Danielle Lagana has always been drawn to public health. She majored in environmental studies as an undergraduate and worked with the National Park Service for two years before going to veterinary school and becoming a small animal veterinarian. During her time with the National Park Service she assisted wildlife veterinarians on wildlife health projects, including projects involving zoonotic diseases, which contributed to her growing interest in public health. As a vet student, she enjoyed the classes on preventative medicine and emerging infectious disease, which eventually led her to study epidemiology in the ColoradoSPH at CSU

Danielle at work as small animal vet

“I found that effective communication was the most important skill that I had during my time as a small animal vet. I thought that a career in public health would join my interests in infectious disease and health communication” she said.

Currently, Danielle is completing her practicum with the Colorado Department of Public Health and Environment (CDPHE). She is working on creating educational materials on lice, scabies, and bedbugs for Colorado Infection Prevention Specialists. Additionally, she is working with the Colorado Integrated Food Safety Center of Excellence (CoE), who partners with CDPHE. This work involves conducting enteric disease interviews for the state of Colorado and Wyoming and conducting a qualitative study to understand antimicrobial stewardship needs in companion animal medicine.

“This is an exciting project for me because I get to use the skills that I am learning in my MPH and also tap into my experience as a small animal veterinarian. It’s been awesome to connect with and work with other veterinarians on a project that is working towards solutions to a One Health problem. Antimicrobial resistance impacts human, animal, and environmental health” she said.

Danielle says she is applying the qualitative research methods that she learned in Applied Behavior Change and also using the skills and knowledge that she learned in her epidemiology courses, including the Outbreak Investigations course.

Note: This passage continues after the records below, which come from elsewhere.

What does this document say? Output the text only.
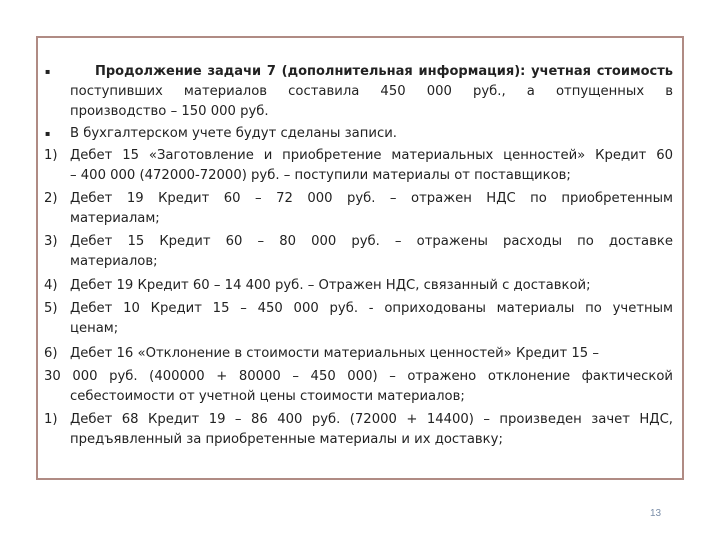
▪	Продолжение задачи 7 (дополнительная информация): учетная стоимость
поступивших материалов составила 450 000 руб., а отпущенных в
производство – 150 000 руб.
▪	В бухгалтерском учете будут сделаны записи.
1) Дебет 15 «Заготовление и приобретение материальных ценностей» Кредит 60
– 400 000 (472000-72000) руб. – поступили материалы от поставщиков;
2) Дебет 19 Кредит 60 – 72 000 руб. – отражен НДС по приобретенным
материалам;
3) Дебет 15 Кредит 60 – 80 000 руб. – отражены расходы по доставке
материалов;
4) Дебет 19 Кредит 60 – 14 400 руб. – Отражен НДС, связанный с доставкой;
5) Дебет 10 Кредит 15 – 450 000 руб. - оприходованы материалы по учетным
ценам;
6) Дебет 16 «Отклонение в стоимости материальных ценностей» Кредит 15 –
30 000 руб. (400000 + 80000 – 450 000) – отражено отклонение фактической
себестоимости от учетной цены стоимости материалов;
1) Дебет 68 Кредит 19 – 86 400 руб. (72000 + 14400) – произведен зачет НДС,
предъявленный за приобретенные материалы и их доставку;
13
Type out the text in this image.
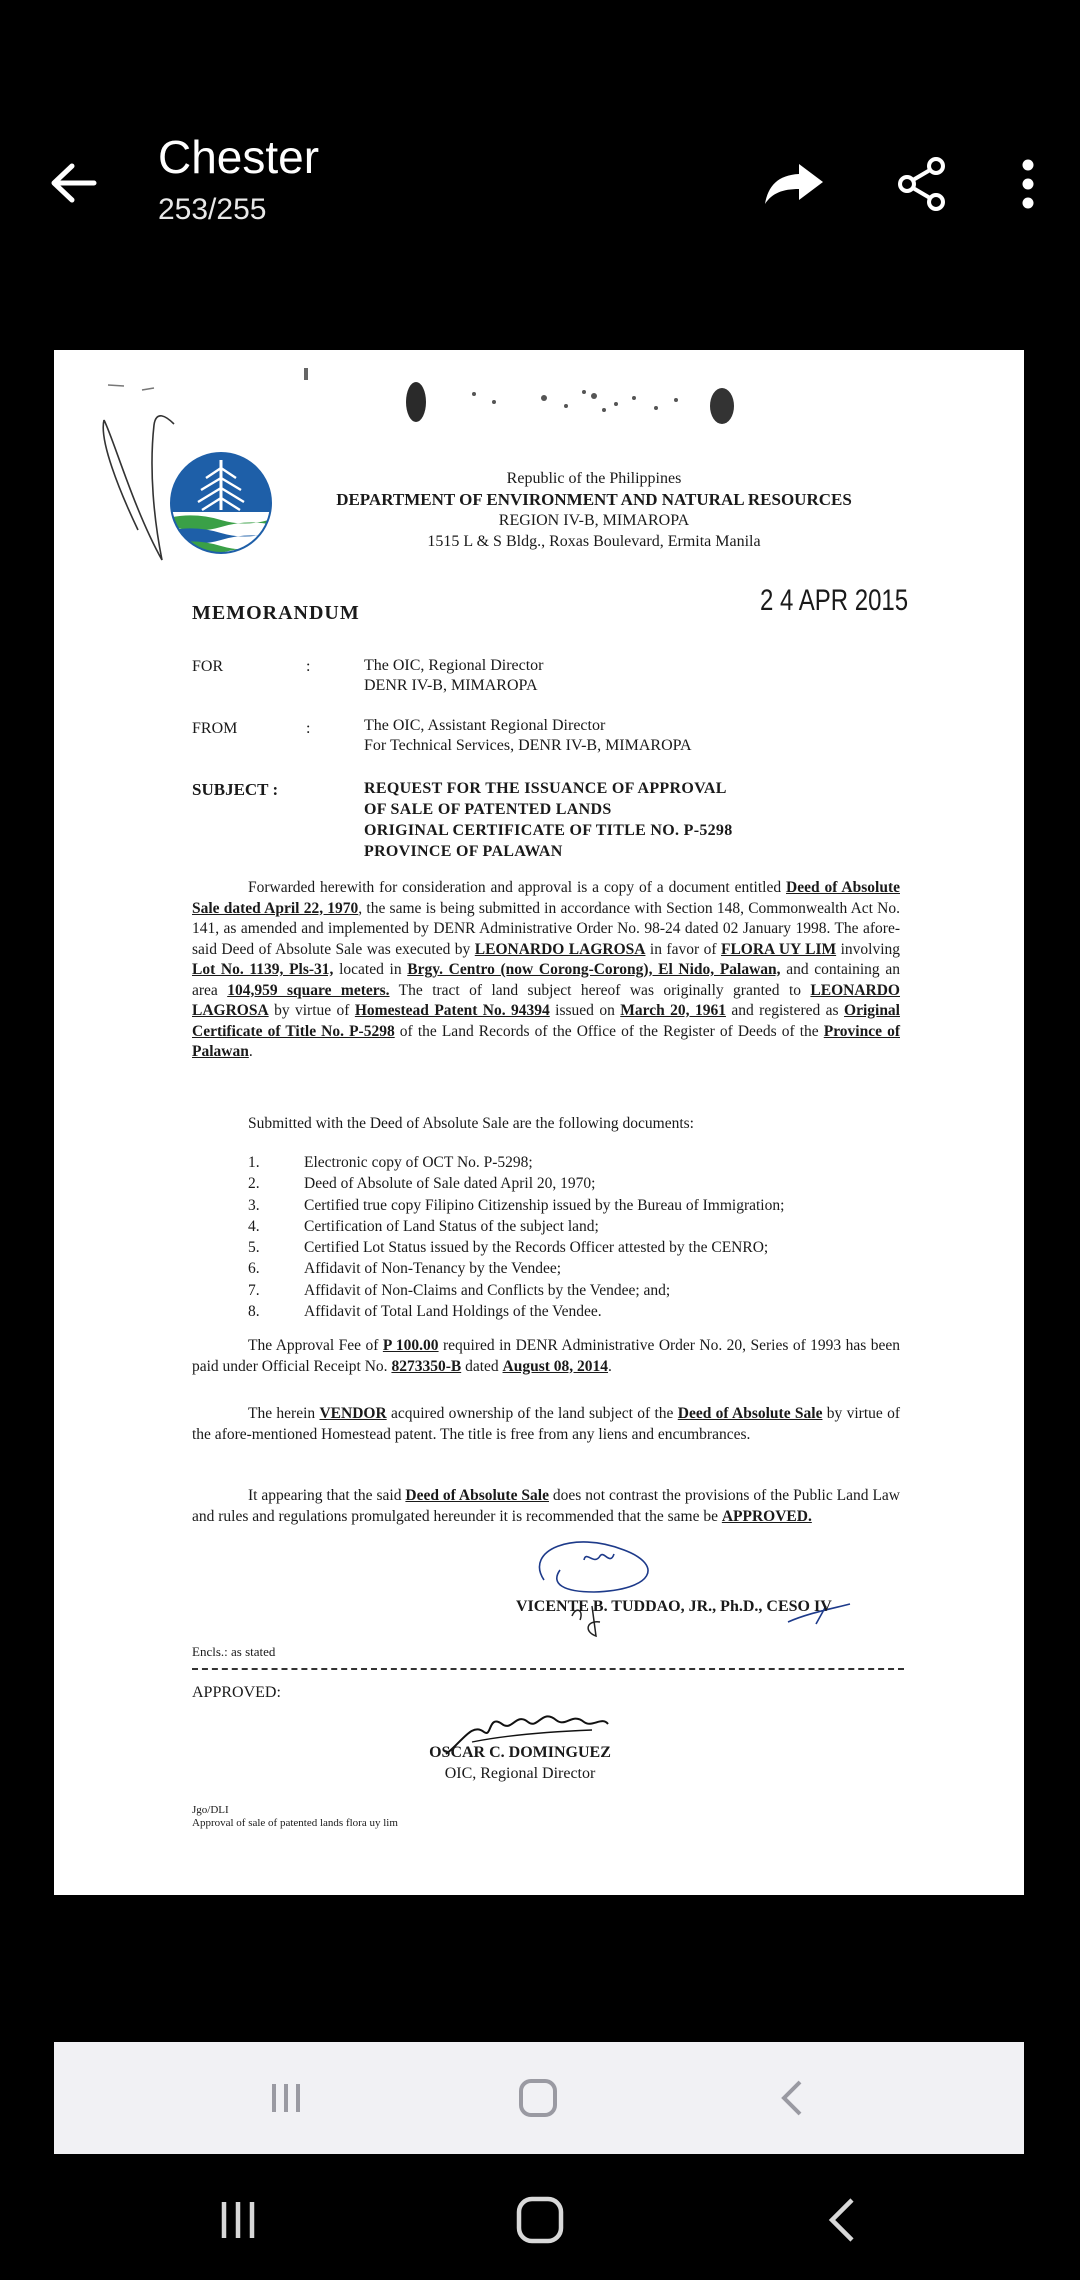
Chester
253/255
Republic of the Philippines
DEPARTMENT OF ENVIRONMENT AND NATURAL RESOURCES
REGION IV-B, MIMAROPA
1515 L & S Bldg., Roxas Boulevard, Ermita Manila
MEMORANDUM	2 4 APR 2015
FOR	:	The OIC, Regional Director
DENR IV-B, MIMAROPA
FROM	:	The OIC, Assistant Regional Director
For Technical Services, DENR IV-B, MIMAROPA
SUBJECT :	REQUEST FOR THE ISSUANCE OF APPROVAL
OF SALE OF PATENTED LANDS
ORIGINAL CERTIFICATE OF TITLE NO. P-5298
PROVINCE OF PALAWAN
Forwarded herewith for consideration and approval is a copy of a document entitled Deed of Absolute Sale dated April 22, 1970, the same is being submitted in accordance with Section 148, Commonwealth Act No. 141, as amended and implemented by DENR Administrative Order No. 98-24 dated 02 January 1998. The afore-said Deed of Absolute Sale was executed by LEONARDO LAGROSA in favor of FLORA UY LIM involving Lot No. 1139, Pls-31, located in Brgy. Centro (now Corong-Corong), El Nido, Palawan, and containing an area 104,959 square meters. The tract of land subject hereof was originally granted to LEONARDO LAGROSA by virtue of Homestead Patent No. 94394 issued on March 20, 1961 and registered as Original Certificate of Title No. P-5298 of the Land Records of the Office of the Register of Deeds of the Province of Palawan.
Submitted with the Deed of Absolute Sale are the following documents:
1.	Electronic copy of OCT No. P-5298;
2.	Deed of Absolute of Sale dated April 20, 1970;
3.	Certified true copy Filipino Citizenship issued by the Bureau of Immigration;
4.	Certification of Land Status of the subject land;
5.	Certified Lot Status issued by the Records Officer attested by the CENRO;
6.	Affidavit of Non-Tenancy by the Vendee;
7.	Affidavit of Non-Claims and Conflicts by the Vendee; and;
8.	Affidavit of Total Land Holdings of the Vendee.
The Approval Fee of P 100.00 required in DENR Administrative Order No. 20, Series of 1993 has been paid under Official Receipt No. 8273350-B dated August 08, 2014.
The herein VENDOR acquired ownership of the land subject of the Deed of Absolute Sale by virtue of the afore-mentioned Homestead patent. The title is free from any liens and encumbrances.
It appearing that the said Deed of Absolute Sale does not contrast the provisions of the Public Land Law and rules and regulations promulgated hereunder it is recommended that the same be APPROVED.
VICENTE B. TUDDAO, JR., Ph.D., CESO IV
Encls.: as stated
APPROVED:
OSCAR C. DOMINGUEZ
OIC, Regional Director
Jgo/DLI
Approval of sale of patented lands flora uy lim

Linda Kim, who is also in the Epidemiology concentration, is doing her practicum with the Greely-Evans School District this semester. She is analyzing data from pre and post program surveys that students complete when participating in the Culinary Student Wellness program. The program is designed to introduce culinary skills, nutrition education, and healthy eating habits to students. Each class includes a short nutritional education piece and a culinary demonstration with taste testing. Linda is bringing many skills she learned in her classes to her practicum and feels like she was well-prepared when starting her practicum.

“I am applying statistical tests that I have learned from my biostatistics courses. I am also using R programming to create reports for this program”

Linda’s goal is to evaluate if and how the program impacted student’s attitudes about food and cooking.

“I hope to create a report that the wellness team can easily obtain without knowing much about R programming” she said.

Both Danielle and Linda are learning how to translate data into easy to understand formats for different audiences, and connecting dots in knowledge. Through the practicum experience, they are doing important work benefitting their communities and are getting an opportunity to apply what they’ve learned in the classroom to present day public health issues.